New York City officials are considering extending the eastern edge of Manhattan’s tip by up to 188 feet, raising the shoreline and possibly taking down the elevated FDR Drive from the Brooklyn Bridge to the Battery Tunnel, as part of a new proposal meant to protect the Financial District and Seaport from future flooding.

The city’s Economic Development Corporation (EDC) is expected to reveal details of the Seaport resilience project – first proposed in 2019 as a possible 500-foot extension of Lower Manhattan into the harbor – by the end of the year. The concept developed after Superstorm Sandy showed low-lying parts of the island needed protection. In the Financial District, daily high tides will likely flood the area two to three blocks inland by 2100, according to the EDC’s analysis of Federal Emergency Management Agency data. By then, coastal storms could surge 18 feet above the current esplanade. Within that section of Manhattan is a wide array of critical infrastructure, both below ground and above – including subway tunnels, office buildings, homes and utilities.

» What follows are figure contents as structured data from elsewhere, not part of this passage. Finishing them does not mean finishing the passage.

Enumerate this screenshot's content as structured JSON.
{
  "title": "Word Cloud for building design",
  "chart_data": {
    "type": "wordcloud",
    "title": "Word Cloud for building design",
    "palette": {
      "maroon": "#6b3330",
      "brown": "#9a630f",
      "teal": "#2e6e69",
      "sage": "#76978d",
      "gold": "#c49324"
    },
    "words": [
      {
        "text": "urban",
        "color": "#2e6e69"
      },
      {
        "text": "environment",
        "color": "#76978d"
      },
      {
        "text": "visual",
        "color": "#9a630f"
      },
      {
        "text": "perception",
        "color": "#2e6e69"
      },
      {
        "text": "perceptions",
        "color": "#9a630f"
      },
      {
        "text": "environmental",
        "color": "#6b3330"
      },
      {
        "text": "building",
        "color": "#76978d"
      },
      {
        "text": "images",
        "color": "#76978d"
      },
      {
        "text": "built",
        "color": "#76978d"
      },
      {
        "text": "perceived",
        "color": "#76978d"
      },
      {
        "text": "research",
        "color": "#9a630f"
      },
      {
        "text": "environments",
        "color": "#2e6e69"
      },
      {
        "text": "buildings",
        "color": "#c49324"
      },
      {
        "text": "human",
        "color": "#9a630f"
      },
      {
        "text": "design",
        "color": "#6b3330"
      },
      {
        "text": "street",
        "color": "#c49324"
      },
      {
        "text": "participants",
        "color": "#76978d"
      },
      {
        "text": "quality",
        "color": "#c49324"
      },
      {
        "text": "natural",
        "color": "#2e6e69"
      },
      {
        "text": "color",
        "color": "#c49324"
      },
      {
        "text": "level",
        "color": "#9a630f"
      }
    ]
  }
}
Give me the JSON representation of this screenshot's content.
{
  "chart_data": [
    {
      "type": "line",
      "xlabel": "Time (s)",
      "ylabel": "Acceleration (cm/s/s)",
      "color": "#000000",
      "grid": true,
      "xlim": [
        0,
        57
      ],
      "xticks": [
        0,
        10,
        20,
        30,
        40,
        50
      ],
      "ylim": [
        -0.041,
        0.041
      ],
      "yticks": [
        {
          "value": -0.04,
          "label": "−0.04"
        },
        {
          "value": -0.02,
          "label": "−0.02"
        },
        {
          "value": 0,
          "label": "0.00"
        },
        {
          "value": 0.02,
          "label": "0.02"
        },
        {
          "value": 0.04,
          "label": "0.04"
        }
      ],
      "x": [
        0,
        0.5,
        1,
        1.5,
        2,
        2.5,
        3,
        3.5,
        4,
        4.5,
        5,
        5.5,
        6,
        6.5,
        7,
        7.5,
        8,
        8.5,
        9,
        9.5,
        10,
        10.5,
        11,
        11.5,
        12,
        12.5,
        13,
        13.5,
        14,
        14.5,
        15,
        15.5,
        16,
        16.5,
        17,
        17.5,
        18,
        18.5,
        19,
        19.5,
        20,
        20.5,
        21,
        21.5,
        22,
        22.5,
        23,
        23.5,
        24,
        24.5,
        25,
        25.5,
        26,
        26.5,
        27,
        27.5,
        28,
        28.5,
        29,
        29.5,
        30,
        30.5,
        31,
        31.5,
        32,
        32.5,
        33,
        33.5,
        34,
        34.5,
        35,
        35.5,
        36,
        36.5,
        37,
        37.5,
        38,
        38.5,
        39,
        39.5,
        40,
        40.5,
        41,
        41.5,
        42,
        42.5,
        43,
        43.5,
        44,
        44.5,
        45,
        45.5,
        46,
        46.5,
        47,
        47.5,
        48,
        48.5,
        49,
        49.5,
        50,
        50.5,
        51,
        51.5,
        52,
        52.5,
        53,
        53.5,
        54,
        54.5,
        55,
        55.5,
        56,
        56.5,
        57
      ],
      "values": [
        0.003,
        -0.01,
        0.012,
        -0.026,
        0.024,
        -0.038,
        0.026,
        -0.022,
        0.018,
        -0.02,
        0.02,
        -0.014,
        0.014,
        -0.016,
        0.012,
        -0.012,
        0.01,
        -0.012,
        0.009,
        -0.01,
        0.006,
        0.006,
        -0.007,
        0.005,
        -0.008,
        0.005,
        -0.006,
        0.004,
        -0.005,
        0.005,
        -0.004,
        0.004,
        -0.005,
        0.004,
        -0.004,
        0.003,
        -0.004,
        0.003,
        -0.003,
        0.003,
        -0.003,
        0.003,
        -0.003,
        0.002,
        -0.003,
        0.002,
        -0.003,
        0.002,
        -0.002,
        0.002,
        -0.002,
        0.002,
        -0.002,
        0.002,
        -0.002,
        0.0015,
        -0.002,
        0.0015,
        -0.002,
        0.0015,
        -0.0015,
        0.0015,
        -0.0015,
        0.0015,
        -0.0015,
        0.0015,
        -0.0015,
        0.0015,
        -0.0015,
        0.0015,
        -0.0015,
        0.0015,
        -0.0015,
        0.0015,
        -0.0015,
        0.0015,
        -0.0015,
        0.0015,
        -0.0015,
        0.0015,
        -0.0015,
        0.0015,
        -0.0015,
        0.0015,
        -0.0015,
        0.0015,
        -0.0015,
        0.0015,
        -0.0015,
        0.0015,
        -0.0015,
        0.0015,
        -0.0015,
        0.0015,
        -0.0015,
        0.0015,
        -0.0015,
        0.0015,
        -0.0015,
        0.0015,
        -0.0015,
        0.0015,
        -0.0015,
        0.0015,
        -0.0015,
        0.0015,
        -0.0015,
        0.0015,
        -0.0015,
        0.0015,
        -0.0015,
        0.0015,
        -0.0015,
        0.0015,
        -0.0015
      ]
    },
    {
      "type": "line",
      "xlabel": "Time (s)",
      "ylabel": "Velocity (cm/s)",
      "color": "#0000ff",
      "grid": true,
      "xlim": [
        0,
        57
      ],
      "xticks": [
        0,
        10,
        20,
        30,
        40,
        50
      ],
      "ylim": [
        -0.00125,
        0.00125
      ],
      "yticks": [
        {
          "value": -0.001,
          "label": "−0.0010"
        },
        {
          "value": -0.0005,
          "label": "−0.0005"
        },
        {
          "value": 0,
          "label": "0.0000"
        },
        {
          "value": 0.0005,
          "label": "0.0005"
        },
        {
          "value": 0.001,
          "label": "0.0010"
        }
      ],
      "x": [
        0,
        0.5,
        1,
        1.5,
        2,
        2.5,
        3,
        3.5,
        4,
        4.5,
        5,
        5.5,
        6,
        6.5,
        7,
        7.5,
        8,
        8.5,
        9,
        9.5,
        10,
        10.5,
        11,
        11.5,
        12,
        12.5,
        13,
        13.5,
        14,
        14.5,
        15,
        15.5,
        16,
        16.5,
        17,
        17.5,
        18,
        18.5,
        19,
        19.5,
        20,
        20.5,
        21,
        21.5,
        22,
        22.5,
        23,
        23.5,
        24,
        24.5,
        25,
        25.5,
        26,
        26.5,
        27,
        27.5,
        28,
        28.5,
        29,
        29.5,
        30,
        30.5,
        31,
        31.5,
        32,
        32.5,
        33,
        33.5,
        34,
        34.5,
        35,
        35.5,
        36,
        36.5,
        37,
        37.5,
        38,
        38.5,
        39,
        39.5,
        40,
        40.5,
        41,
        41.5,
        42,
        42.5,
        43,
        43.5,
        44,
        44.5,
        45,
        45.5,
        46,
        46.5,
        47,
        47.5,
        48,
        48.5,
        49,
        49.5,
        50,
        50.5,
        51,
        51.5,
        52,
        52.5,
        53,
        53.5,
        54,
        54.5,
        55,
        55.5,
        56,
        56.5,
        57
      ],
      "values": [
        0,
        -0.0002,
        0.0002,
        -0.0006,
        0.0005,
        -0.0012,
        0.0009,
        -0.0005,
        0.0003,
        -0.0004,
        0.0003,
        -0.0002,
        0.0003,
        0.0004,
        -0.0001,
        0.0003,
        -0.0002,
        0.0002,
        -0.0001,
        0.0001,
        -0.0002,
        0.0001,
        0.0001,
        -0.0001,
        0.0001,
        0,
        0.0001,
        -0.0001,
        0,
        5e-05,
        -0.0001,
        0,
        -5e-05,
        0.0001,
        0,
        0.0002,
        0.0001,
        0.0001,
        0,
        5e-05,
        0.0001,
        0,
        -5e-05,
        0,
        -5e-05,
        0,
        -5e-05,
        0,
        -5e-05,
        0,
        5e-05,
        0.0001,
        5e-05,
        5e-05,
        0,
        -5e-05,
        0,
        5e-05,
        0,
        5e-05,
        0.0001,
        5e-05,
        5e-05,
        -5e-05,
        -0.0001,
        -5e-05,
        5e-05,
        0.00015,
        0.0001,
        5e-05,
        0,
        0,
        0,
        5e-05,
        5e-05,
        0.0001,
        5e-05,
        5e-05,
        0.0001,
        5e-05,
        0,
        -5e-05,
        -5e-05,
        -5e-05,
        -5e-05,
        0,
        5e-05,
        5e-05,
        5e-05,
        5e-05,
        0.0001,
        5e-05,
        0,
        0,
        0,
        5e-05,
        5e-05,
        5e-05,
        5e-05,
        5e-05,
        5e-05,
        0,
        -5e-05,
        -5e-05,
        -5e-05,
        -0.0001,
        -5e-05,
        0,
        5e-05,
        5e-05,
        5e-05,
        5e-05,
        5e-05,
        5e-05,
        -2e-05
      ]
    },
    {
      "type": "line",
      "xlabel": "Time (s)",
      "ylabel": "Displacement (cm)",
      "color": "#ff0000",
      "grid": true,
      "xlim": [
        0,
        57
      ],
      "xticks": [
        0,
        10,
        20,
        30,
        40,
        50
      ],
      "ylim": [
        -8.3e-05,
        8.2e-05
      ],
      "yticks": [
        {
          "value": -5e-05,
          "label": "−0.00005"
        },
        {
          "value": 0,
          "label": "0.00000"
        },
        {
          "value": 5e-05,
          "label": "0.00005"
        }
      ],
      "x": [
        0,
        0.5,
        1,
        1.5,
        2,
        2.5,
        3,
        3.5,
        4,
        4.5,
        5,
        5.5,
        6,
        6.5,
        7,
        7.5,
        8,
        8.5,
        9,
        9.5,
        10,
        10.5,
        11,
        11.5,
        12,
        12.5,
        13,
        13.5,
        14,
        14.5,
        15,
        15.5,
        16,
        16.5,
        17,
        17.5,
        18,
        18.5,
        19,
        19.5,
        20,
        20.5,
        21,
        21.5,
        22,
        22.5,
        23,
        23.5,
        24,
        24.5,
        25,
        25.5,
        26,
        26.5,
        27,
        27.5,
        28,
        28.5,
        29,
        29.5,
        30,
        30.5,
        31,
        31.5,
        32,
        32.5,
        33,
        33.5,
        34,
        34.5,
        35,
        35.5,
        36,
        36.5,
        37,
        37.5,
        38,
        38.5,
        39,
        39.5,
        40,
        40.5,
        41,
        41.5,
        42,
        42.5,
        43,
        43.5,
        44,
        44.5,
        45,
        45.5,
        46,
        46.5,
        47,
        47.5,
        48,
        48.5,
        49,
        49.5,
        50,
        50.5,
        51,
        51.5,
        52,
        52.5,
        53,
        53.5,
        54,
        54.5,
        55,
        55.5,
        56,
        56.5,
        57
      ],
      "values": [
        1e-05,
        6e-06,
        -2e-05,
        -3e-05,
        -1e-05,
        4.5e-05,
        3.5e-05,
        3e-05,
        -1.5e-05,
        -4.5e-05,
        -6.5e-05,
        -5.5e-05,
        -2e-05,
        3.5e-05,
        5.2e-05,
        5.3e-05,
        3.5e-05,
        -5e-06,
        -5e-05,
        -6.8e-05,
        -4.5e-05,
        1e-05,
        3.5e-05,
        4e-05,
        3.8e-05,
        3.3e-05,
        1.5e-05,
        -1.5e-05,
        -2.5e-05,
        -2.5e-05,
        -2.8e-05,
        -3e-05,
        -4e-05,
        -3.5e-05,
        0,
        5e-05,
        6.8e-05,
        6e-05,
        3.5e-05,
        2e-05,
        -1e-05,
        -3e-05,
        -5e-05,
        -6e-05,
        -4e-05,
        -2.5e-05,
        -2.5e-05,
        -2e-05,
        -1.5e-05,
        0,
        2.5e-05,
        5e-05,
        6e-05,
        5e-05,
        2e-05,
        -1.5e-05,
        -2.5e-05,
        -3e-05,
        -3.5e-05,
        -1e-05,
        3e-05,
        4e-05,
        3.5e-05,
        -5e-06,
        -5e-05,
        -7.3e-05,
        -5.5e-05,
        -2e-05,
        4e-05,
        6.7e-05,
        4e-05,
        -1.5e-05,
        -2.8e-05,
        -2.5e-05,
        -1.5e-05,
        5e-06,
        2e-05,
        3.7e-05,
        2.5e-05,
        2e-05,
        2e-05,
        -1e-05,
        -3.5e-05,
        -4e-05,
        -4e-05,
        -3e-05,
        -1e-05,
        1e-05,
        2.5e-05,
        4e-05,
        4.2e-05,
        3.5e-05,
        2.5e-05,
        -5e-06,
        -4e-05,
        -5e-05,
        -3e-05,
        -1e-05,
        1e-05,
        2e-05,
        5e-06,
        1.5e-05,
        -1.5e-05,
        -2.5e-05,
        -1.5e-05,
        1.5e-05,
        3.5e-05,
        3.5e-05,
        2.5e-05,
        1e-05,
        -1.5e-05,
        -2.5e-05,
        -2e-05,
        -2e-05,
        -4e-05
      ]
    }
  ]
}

The EDC recently shared new design ideas with a community advisory group that has been meeting privately for months to brainstorm about the Seaport-FiDi plan. According to members of the group and portions of the presentation shared with the media outlet, The City, the proposal has morphed significantly since 2019.

The vision for a landfill extension into the harbor will likely not run 500 feet but will instead add sections between 90 feet and 188 feet at various points off the current eastern edge of the island’s triangular end. The EDC’s current plan also includes the possibility of small, one- or two-story new structures, but “no larger residential or office” buildings.

The EDC is considering removing the current elevated highway that runs from the Brooklyn Bridge to The Battery and replacing it with a street-level roadway.

The overall plan is several years and billions of dollars away from becoming reality. The EDC is still talking to relevant parties and needs to secure funding for the project, whether federal or otherwise. The cost has been estimated at between $5 to $10 billion. Concerns also remain that removing part of the elevated highway would flood streets north of the Brooklyn Bridge with vehicles.

According to Amy Chester, managing director of Rebuild By Design, the Seaport-FiDi plan aligns with other conversations and projects around the county that aim “to reconnect neighborhoods that have been separated from their waterfronts, or from the neighborhood next door.”

Bruce Schaller, a transportation consultant and former deputy commissioner for traffic and planning in the city’s DOT, said the southernmost section of the FDR Drive is “an important link” in the city’s regional travel system – but acknowledged it’s bigger than it needs to be.

If the city were to bring down the FDR to an at-grade roadway, experts say they would need to figure out how to slow the traffic and allow pedestrians to cross safely to access the waterfront.

The most recent version of the EDC’s plan is the result of at least two years of work collecting input from New Yorkers about the resilience project and vetting different possibilities for the narrow strip of waterfront that’s vulnerable to more extreme weather caused by climate change.

The built-out coastal infrastructure would include a series of flood gates and walls, including at the South Street Seaport’s Pier 17. The new design could raise the ground up to 18 feet higher at the highest level.

In his own waterfront and resiliency plan unveiled in September, Mayor-elect Eric Adams pointed to “work[ing] with the State and federal government to fully fund the missing areas of the Lower Manhattan resilience plans” as a priority for his administration.